I knew this, in the pit of my heart. When there started to be trouble with the Dance Dance Revolution article I did for the Village Voice -- when it was put off for a few weeks, when the ber-editor killed it behind my immediate editor's back -- I started feeling uncomfortable with the way I'd written the piece. I told my immediate editor I could rewrite it, if they didn't like it. I didn't like it. Over email I could sense her draw herself up. I expect my writers to do their best work for me, she said, bristling at the implication I'd turned anything second-rate in to her.
Tell her it's a matter of the passage of time, Mom said when I told her about it. You know, you grow up, you look back at something you've done, you know you could have done better.
Today I talked to the editor about the possibility of pitching it elsewhere. (One of these days I'll write something up about editors who have been truly wonderful to me.

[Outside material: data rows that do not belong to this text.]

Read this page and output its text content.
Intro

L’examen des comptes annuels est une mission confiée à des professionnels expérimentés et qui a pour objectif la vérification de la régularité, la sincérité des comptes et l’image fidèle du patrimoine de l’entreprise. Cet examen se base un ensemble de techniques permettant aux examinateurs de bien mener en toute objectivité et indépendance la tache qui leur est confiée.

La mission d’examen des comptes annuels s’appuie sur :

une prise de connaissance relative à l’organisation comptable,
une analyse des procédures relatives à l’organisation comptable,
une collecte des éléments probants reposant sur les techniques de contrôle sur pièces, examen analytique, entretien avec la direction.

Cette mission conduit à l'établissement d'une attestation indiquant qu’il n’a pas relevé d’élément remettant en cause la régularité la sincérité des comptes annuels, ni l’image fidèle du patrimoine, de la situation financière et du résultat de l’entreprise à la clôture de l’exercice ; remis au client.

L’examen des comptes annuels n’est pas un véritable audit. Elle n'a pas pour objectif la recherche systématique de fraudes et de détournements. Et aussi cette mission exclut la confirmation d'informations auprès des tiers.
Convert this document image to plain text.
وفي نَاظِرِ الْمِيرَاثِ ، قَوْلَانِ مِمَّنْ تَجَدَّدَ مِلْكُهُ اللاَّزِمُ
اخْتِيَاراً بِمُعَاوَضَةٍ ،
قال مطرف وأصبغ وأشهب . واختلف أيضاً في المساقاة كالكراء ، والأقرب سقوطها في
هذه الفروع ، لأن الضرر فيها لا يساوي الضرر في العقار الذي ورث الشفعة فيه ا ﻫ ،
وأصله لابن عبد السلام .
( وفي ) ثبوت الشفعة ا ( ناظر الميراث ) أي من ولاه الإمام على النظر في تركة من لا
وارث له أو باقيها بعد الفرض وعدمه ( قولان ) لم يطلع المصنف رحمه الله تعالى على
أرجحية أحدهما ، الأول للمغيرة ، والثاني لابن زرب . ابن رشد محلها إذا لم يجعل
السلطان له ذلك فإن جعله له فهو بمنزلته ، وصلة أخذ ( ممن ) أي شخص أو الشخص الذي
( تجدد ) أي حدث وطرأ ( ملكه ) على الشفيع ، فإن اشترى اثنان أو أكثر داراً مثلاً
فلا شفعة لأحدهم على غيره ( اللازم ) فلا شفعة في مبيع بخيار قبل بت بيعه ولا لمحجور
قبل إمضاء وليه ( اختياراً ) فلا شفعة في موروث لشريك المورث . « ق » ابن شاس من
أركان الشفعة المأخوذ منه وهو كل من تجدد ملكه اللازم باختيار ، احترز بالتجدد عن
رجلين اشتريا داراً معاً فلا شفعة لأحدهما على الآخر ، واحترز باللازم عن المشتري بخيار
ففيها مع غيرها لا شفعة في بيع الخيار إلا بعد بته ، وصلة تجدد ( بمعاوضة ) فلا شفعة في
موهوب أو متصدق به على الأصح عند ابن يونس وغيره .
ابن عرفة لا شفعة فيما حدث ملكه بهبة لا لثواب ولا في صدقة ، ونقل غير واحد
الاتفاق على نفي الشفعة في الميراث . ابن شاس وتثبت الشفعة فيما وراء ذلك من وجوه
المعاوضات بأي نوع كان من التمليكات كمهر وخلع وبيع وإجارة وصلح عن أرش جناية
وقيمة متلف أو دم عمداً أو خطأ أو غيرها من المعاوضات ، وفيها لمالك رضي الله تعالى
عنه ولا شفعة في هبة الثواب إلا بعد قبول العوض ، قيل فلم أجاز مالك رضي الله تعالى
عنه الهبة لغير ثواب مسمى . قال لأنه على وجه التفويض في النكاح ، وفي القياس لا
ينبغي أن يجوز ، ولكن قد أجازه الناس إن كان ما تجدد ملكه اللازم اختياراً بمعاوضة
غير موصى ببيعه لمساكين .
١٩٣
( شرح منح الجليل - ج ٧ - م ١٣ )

This one is definitely up there.) I don't know why the big boss didn't like it, she told me again. And then, gently and simply: I think you needed to maybe be more dispassionate about it.You were too into it, and you came off as a little naive.

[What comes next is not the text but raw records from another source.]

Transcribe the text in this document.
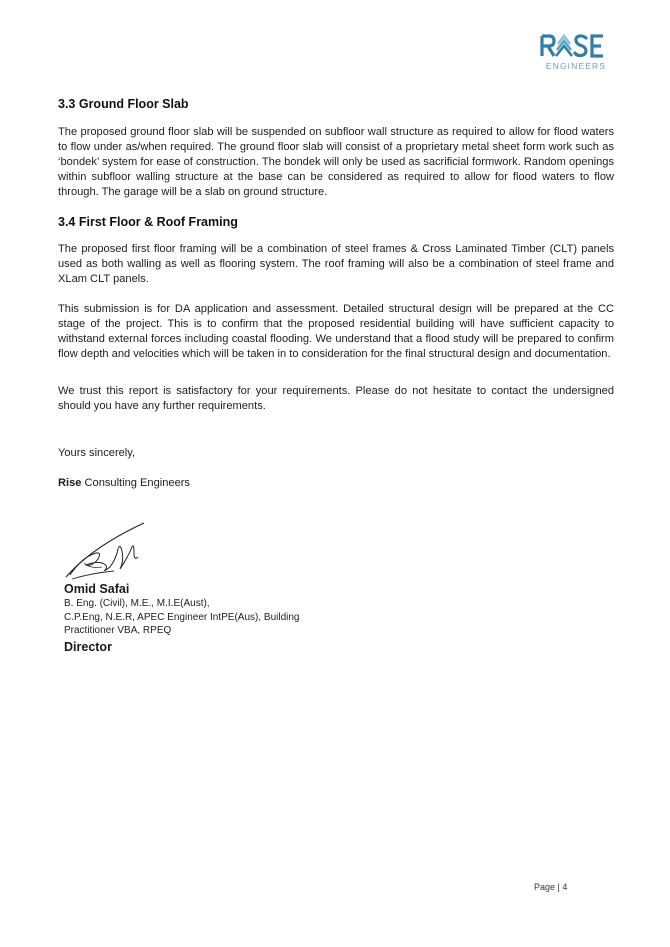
ENGINEERS
3.3 Ground Floor Slab

The proposed ground floor slab will be suspended on subfloor wall structure as required to allow for flood waters to flow under as/when required. The ground floor slab will consist of a proprietary metal sheet form work such as ‘bondek’ system for ease of construction. The bondek will only be used as sacrificial formwork. Random openings within subfloor walling structure at the base can be considered as required to allow for flood waters to flow through. The garage will be a slab on ground structure.

3.4 First Floor & Roof Framing

The proposed first floor framing will be a combination of steel frames & Cross Laminated Timber (CLT) panels used as both walling as well as flooring system. The roof framing will also be a combination of steel frame and XLam CLT panels.

This submission is for DA application and assessment. Detailed structural design will be prepared at the CC stage of the project. This is to confirm that the proposed residential building will have sufficient capacity to withstand external forces including coastal flooding. We understand that a flood study will be prepared to confirm flow depth and velocities which will be taken in to consideration for the final structural design and documentation.

We trust this report is satisfactory for your requirements. Please do not hesitate to contact the undersigned should you have any further requirements.

Yours sincerely,

Rise Consulting Engineers

Omid Safai
B. Eng. (Civil), M.E., M.I.E(Aust),
C.P.Eng, N.E.R, APEC Engineer IntPE(Aus), Building
Practitioner VBA, RPEQ
Director
Page | 4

I don't write well about things I love. My Division Three and the crown jewel piece I wrote for Lesy's class -- a piece about the stables at Smith College, which I later took to Bread Loaf -- felt great at the time, but going back over them now evokes the kind of queasiness you get from reading love letters from someone you broke up with in high school. I get much more satisfaction in going back over pieces I wrote about people who I thought were unacceptably prideful, or the video clips I shot of women in fur coats saying "Welfare sucks."
It's hard. I cringe when I think I might have to view things with more irony. I went out last night with an embittered friend who's breaking into the comedy scene, and I found myself almost not speaking at all, because he was so sarcastic I never knew when to take what he was saying at face value. I've distanced myself from a lot of my pinko-fellow-travellers, because they talk about going to protests like going to cocktail parties -- whether the affair was a crashing bore or not. They lose the element of hope.
I don't think I want to view things more scientifically, either. I mean in the way that journalism and social sciences so often aspire to being scientific. I don't think a person can transcend the limitations of human ability to collect and process knowledge. Social sciences do better than journalism at that, anyway. The omniscient tone of traditional journalism is so hopelessly bankrupt. I can't believe it's still such a fixture even despite the New Journalists.
Was I wounded by the editor telling me I was naive? Maybe that's what this is all about.
Maybe I need to go back to working in schools. Kids, at least, maintain hope. Maybe I should go work for the forest service, and not think about irony for a while.